(Horribly misquoted in WikiRewritesHistory, with apologies to Abraham Lincoln.)
For the correct text, see the following:
That's a rhetorical trick. Compare [WilliamShakespeare's] MarcAntony? saying "I come to bury Caesar not to praise him."
Fourscore and seven years ago our fathers brought forth upon this continent a new nation, conceived in liberty and dedicated to the proposition that all men are created equal. Now we are engaged in a great civil war, testing whether that nation, or any nation so conceived and so dedicated, can long endure.
We are met on a great battlefield of that war. We have come to dedicate a portion of that field as a final resting-place for those who here gave their lives that that nation might live.
It is altogether fitting and proper that we should do this. But in the larger sense we cannot dedicate, we cannot consecrate, we cannot hallow this ground. The brave men, living and dead, who struggled here, have consecrated it far above our poor power to add or detract.
The world will little note, nor long remember what we say here, but it can never forget what they did here.

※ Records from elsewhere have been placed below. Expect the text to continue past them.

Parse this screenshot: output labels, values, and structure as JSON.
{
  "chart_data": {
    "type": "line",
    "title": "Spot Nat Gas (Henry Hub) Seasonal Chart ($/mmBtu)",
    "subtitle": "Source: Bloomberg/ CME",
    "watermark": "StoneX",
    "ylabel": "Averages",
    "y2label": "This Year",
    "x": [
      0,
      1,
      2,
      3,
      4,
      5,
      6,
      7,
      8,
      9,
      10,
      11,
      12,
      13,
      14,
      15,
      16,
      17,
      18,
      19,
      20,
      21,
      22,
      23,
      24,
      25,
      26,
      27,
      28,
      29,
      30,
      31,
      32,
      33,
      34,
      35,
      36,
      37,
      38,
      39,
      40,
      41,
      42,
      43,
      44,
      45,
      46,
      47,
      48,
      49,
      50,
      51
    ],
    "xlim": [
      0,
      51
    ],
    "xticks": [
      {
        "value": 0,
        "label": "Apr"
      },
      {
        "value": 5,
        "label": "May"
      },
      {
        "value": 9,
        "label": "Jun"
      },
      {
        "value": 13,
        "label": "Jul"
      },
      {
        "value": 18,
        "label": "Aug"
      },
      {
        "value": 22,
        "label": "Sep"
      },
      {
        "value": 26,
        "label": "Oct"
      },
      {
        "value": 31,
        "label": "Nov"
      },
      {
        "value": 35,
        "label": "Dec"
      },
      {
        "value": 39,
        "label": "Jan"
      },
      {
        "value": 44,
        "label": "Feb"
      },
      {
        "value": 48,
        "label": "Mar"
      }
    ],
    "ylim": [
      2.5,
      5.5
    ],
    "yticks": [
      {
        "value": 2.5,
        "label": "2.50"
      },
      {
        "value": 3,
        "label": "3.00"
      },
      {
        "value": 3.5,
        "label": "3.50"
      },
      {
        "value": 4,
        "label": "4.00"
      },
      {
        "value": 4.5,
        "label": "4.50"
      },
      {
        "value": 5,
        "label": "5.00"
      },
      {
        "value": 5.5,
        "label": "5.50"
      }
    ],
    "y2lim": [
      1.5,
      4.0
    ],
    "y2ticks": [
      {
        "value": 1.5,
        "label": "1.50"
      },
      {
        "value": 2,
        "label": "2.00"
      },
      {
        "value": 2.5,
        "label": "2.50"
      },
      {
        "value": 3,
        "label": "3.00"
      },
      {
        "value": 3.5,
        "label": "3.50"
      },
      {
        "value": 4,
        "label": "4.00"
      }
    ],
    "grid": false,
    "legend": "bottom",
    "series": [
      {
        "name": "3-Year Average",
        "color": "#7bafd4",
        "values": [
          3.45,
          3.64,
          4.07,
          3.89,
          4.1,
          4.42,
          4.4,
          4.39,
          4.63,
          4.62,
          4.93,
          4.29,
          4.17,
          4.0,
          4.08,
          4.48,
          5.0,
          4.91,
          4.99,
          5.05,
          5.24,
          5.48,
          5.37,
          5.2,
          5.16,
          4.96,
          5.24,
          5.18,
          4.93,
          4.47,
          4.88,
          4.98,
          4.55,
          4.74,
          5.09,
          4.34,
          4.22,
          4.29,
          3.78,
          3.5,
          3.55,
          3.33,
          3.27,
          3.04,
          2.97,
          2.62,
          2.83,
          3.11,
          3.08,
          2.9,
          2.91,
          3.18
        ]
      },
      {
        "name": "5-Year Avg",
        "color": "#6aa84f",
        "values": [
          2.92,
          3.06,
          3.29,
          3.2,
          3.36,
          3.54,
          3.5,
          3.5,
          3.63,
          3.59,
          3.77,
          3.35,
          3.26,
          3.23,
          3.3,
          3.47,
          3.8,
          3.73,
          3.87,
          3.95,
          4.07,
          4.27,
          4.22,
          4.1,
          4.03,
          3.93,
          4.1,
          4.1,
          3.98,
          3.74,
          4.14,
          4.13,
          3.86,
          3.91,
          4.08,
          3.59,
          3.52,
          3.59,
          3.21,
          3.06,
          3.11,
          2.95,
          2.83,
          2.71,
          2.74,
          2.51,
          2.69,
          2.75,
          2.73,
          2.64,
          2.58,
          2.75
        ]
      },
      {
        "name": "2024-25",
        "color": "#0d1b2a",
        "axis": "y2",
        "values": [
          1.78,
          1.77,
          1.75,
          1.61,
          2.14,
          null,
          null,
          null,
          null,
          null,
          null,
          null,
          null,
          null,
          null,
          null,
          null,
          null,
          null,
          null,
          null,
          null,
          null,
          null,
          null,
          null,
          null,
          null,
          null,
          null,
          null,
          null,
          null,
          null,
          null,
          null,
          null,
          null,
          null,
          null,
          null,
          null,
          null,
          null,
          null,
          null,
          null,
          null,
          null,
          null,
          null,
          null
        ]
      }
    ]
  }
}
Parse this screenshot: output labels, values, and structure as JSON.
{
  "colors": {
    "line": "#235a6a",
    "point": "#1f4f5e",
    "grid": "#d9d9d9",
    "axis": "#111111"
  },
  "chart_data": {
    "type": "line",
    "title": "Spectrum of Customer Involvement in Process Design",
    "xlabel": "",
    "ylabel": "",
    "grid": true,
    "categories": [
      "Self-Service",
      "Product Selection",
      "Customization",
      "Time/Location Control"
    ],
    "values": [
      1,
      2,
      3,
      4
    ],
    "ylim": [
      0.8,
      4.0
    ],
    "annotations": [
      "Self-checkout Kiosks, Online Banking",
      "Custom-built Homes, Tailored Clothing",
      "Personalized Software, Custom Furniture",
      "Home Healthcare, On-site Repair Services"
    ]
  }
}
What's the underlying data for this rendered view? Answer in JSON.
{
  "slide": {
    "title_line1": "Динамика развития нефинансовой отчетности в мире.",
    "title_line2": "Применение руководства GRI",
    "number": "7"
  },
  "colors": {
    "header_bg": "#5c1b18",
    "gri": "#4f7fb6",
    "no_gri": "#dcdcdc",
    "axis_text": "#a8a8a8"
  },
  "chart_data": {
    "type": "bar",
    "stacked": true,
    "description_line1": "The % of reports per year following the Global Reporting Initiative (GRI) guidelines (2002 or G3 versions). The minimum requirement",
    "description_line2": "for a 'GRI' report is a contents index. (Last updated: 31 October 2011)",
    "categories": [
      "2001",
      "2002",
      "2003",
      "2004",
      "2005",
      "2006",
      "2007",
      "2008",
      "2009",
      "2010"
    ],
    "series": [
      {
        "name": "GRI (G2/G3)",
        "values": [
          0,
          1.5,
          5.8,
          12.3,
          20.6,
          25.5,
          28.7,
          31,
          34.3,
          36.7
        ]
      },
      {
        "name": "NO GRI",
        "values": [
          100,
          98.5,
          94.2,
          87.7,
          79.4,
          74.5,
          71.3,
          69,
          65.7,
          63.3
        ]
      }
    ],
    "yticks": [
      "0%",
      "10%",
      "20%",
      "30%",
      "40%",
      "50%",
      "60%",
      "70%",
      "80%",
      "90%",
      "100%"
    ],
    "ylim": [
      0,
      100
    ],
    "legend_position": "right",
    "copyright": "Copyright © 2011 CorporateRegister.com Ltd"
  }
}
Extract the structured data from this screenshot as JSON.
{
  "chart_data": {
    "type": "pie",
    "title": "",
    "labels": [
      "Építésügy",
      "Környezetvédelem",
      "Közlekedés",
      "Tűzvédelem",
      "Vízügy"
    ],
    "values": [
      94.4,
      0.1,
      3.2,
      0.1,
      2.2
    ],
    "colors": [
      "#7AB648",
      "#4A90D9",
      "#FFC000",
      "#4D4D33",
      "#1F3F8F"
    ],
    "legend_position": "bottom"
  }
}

It is for us the living, rather, to be dedicated here to the unfinished work which they who fought here have thus far so nobly advanced.
It is rather for us to be here dedicated to the great task remaining before us — that from these honored dead we take increased devotion to that cause for which they gave the last full measure of devotion — that we here highly resolve that these dead shall not have died in vain — that this nation, under God, shall have a new birth of freedom — and that government of the people, by the people, for the people, shall not perish from the earth.
A wonderfully concise summary after someone (whose name I forget) orated for an hour and a half to say essentially the same thing.
Edward Everett, who afterwards congratulated Lincoln. Lincoln, in turn, was pleased that it wasn't a complete failure.
Edward Everett was the main attraction. His job was to orate at length and entertain the crowd. Lincoln's job was different--the dedication. Each one did what was expected of him, no more, no less. Lincoln was said to have been disappointed by the quiet reception to his speech. He was sick and his voice wasn't at the top of its form, so a lot of people just didn't hear him. It's been said that many of those who did hear him were stunned into silence by the poetry of the speech.